After that, the only writing credit attributed to Jarre is for 1999’s The Mummy, but I find no trace of the Jarre I knew in that script. (Nor, for that matter, can I see anything of him in 1985’s Rambo: First Blood Part II, which he told me had almost nothing of his original screenplay left in it.)
Jarre spent the rest of his career doctoring scripts as an unaccredited contributor and earning a few assistant producer credits, which, I’m sure, gave him no satisfaction at all.
So what can we make now of his life and work? I see no sense in speculating what Jarre might have done if he had succeeded with Tombstone. His life is what it was, and his work is what it is, and the work was pretty damn good.
I hope, though, that it is not finished. Any director who shares Jarre’s vision for Tombstone can pick up that big, rich, unwieldy script and turn it into the miniseries that Jarre didn’t quite have the common sense to make it into the first time around.
Until then, as Doc Holliday says in his Latin-dueling scene with Johnny Ringo, “In pace requiescat.”
Journalist Allen Barra met Kevin Jarre on two occasions, both pleasant encounters—once on a movie set and once after a film was released.
Jeff Morey, historical consultant for Tombstone
Kevin Jarre had a lot to offer the world. Both Glory and Tombstone demonstrate his remarkable abilities. That he didn’t make more films is a loss for all of us. Working with him was one of the high points of my life.
Kevin contacted me in July 1991, because he had been told I was well informed about Wyatt Earp. We had a wide-ranging discussion about Wyatt’s life for about an hour and a half. The next day, Kevin called me to say he wanted to write a script about Tombstone and that he wanted me to be his historical consultant. Flabbergasted, I recommended he talk to some other Earp researchers before deciding on a historical advisor. But Kevin wanted me, so I agreed to work with him.
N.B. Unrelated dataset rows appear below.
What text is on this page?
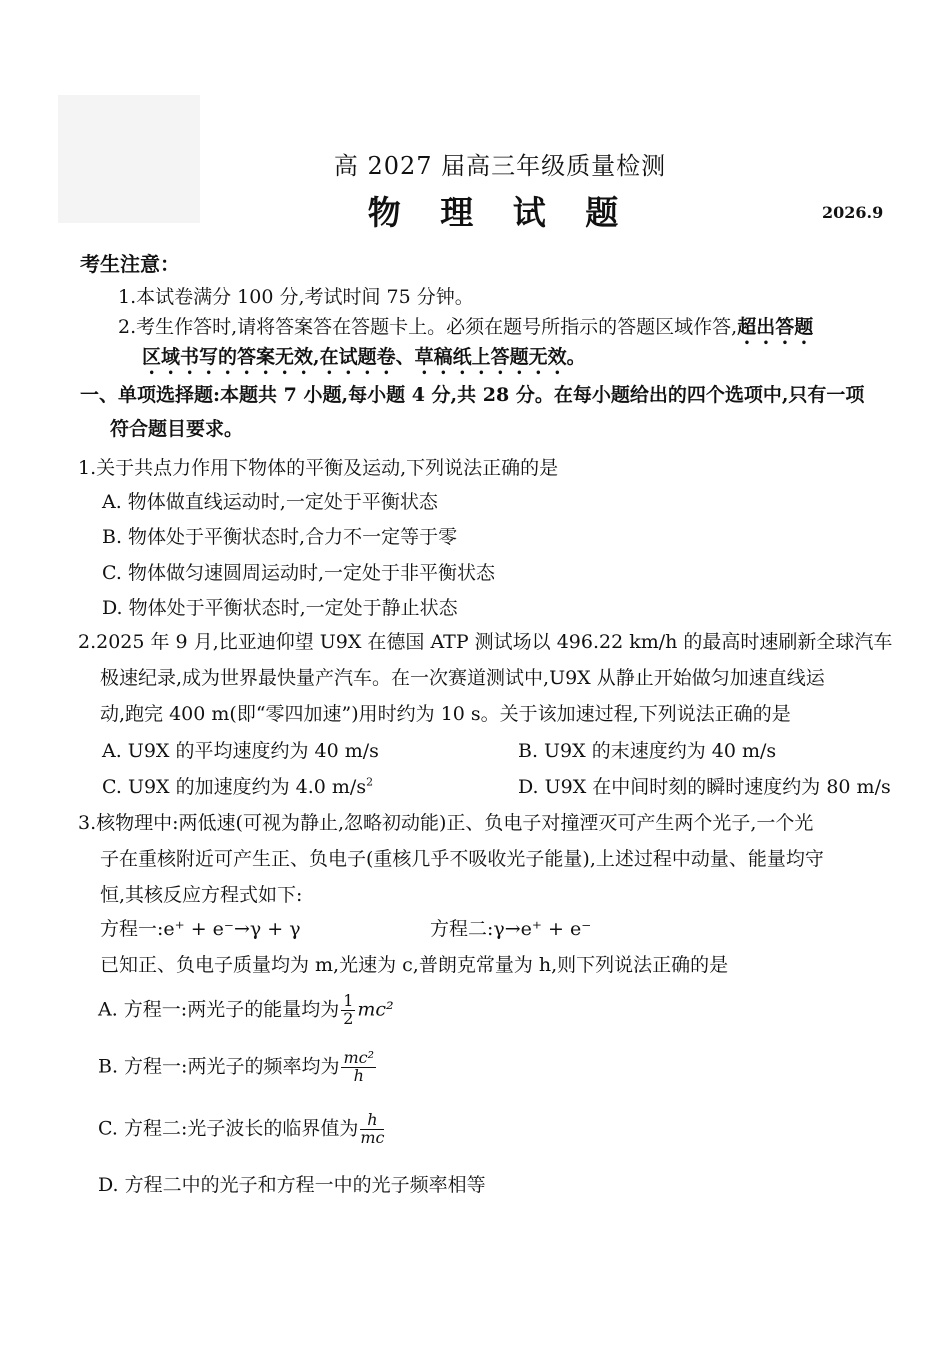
高 2027 届高三年级质量检测
物 理 试 题	2026.9
考生注意：
1.本试卷满分 100 分,考试时间 75 分钟。
2.考生作答时,请将答案答在答题卡上。必须在题号所指示的答题区域作答,超出答题
区域书写的答案无效,在试题卷、草稿纸上答题无效。
一、单项选择题:本题共 7 小题,每小题 4 分,共 28 分。在每小题给出的四个选项中,只有一项
符合题目要求。
1.关于共点力作用下物体的平衡及运动,下列说法正确的是
A. 物体做直线运动时,一定处于平衡状态
B. 物体处于平衡状态时,合力不一定等于零
C. 物体做匀速圆周运动时,一定处于非平衡状态
D. 物体处于平衡状态时,一定处于静止状态
2.2025 年 9 月,比亚迪仰望 U9X 在德国 ATP 测试场以 496.22 km/h 的最高时速刷新全球汽车
极速纪录,成为世界最快量产汽车。在一次赛道测试中,U9X 从静止开始做匀加速直线运
动,跑完 400 m(即“零四加速”)用时约为 10 s。关于该加速过程,下列说法正确的是
A. U9X 的平均速度约为 40 m/s	B. U9X 的末速度约为 40 m/s
C. U9X 的加速度约为 4.0 $m/s^2$	D. U9X 在中间时刻的瞬时速度约为 80 m/s
3.核物理中:两低速(可视为静止,忽略初动能)正、负电子对撞湮灭可产生两个光子,一个光
子在重核附近可产生正、负电子(重核几乎不吸收光子能量),上述过程中动量、能量均守
恒,其核反应方程式如下:
方程一:e⁺ + e⁻→γ + γ	方程二:γ→e⁺ + e⁻
已知正、负电子质量均为 m,光速为 c,普朗克常量为 h,则下列说法正确的是
A. 方程一:两光子的能量均为 $\frac{1}{2} mc^2$
B. 方程一:两光子的频率均为 $\frac{\text{mc²}}{h}$
C. 方程二:光子波长的临界值为 $\frac{h}{mc}$
D. 方程二中的光子和方程一中的光子频率相等
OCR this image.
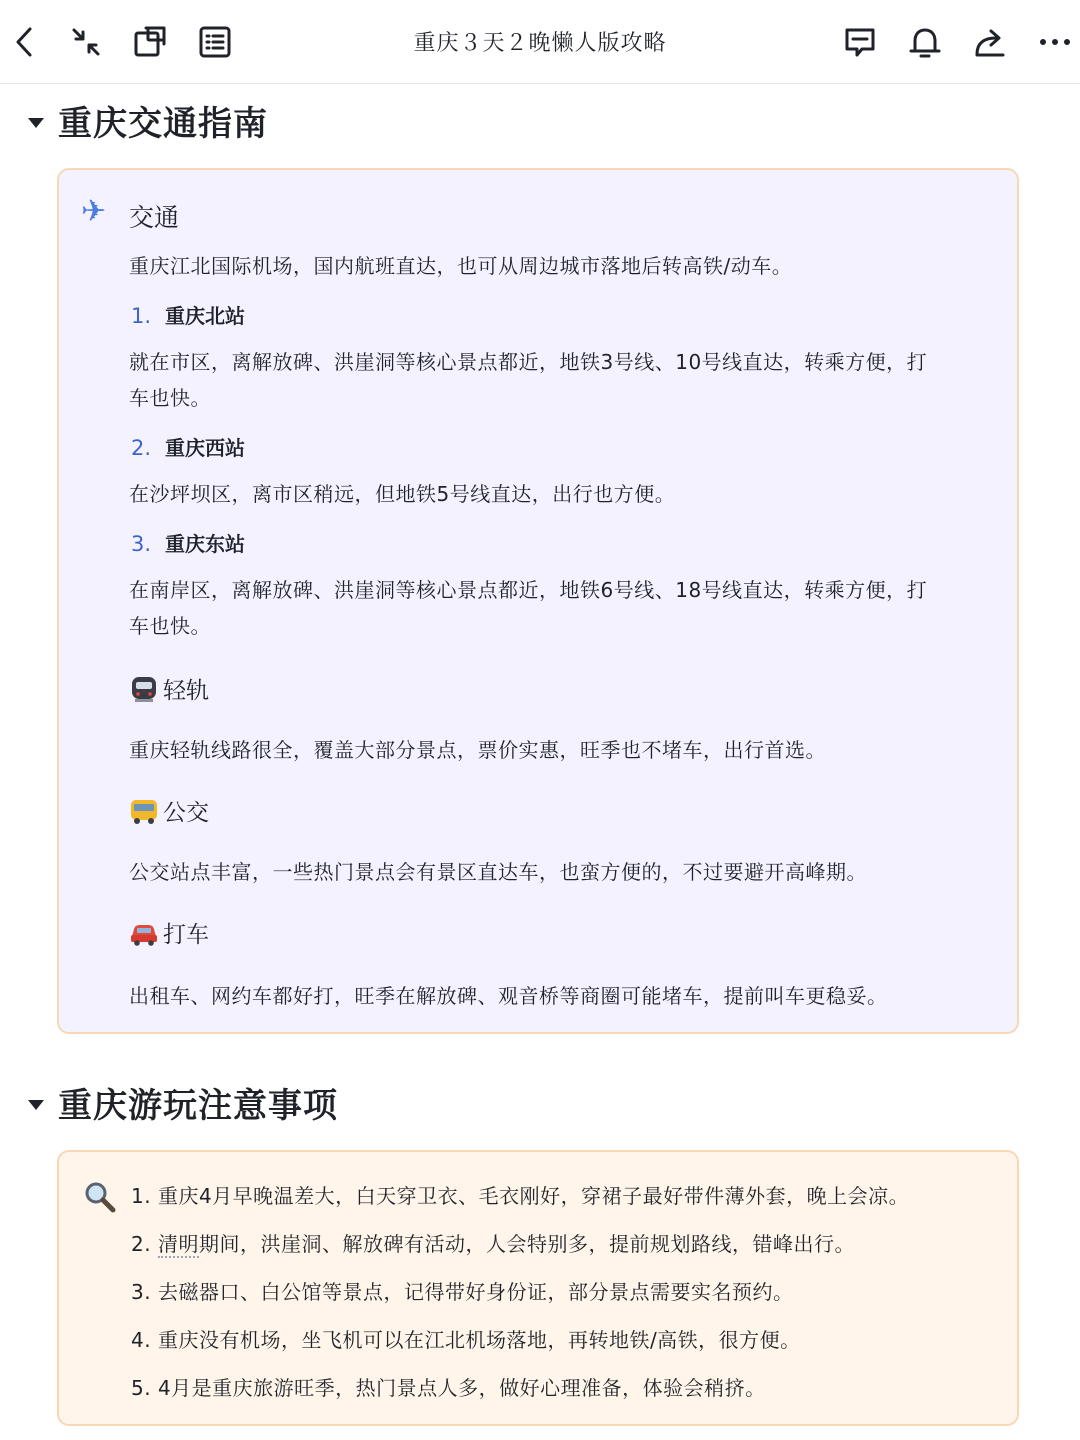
重庆３天２晚懒人版攻略
重庆交通指南
✈ 交通
重庆江北国际机场，国内航班直达，也可从周边城市落地后转高铁/动车。
1. 重庆北站
就在市区，离解放碑、洪崖洞等核心景点都近，地铁3号线、10号线直达，转乘方便，打
车也快。
2. 重庆西站
在沙坪坝区，离市区稍远，但地铁5号线直达，出行也方便。
3. 重庆东站
在南岸区，离解放碑、洪崖洞等核心景点都近，地铁6号线、18号线直达，转乘方便，打
车也快。
轻轨
重庆轻轨线路很全，覆盖大部分景点，票价实惠，旺季也不堵车，出行首选。
公交
公交站点丰富，一些热门景点会有景区直达车，也蛮方便的，不过要避开高峰期。
打车
出租车、网约车都好打，旺季在解放碑、观音桥等商圈可能堵车，提前叫车更稳妥。
重庆游玩注意事项
1. 重庆4月早晚温差大，白天穿卫衣、毛衣刚好，穿裙子最好带件薄外套，晚上会凉。
2. 清明期间，洪崖洞、解放碑有活动，人会特别多，提前规划路线，错峰出行。
3. 去磁器口、白公馆等景点，记得带好身份证，部分景点需要实名预约。
4. 重庆没有机场，坐飞机可以在江北机场落地，再转地铁/高铁，很方便。
5. 4月是重庆旅游旺季，热门景点人多，做好心理准备，体验会稍挤。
Working with Kevin was very informal. He would invite me over to his place, cook some steaks and, over some dark beer and dinner, we discussed the Tombstone story. He never had a list of questions, and he never took notes. Kevin was already familiar with the Earp literature, so he didn’t need help in getting the outline of the story straight. His questions often dealt with motives.
“Why did the men who went on Wyatt’s vendetta ride take the risk of siding with Earp?” I told him I didn’t have a ready answer for such a question. They may have been close to Morgan Earp. On the other hand, they may have been paid gunmen. As a historian, I could tell him what happened, but getting into the hearts and minds of those men was his job as a screenwriter.
“Why do you think Wyatt liked Doc Holliday?” “Because,” I replied, “Doc had once saved Earp’s life, and because Doc’s sarcasm made Wyatt laugh.”
Once, out of the clear blue, I said, “I don’t know if you are going to cover the confrontation between Doc Holliday and Johnny Ringo, but if you do, be sure to use the line from Walter Noble Burns’s book Tombstone—’I’m your huckleberry. That’s just my game.’”
Kevin worked on the Tombstone script for a full 11 months before he had a first draft completed. In June 1992, he invited me over to read it. As I read, he hovered over me like a nervous and expectant father. What I read amazed me. Those who love the 1993 movie have no idea how much better the script is than the film. It was personal, yet epic. It captured the historical period without losing a contemporary audience. And it had a remarkable driving energy. When I finished reading, I told Kevin that he had redefined the Western film.
While I supplied Kevin with a good deal of information for the film, I never could have fashioned that data into the script that he created. He had the rare power of an alchemist who could transform the harsh noise of life into pure music. We won’t see his like again.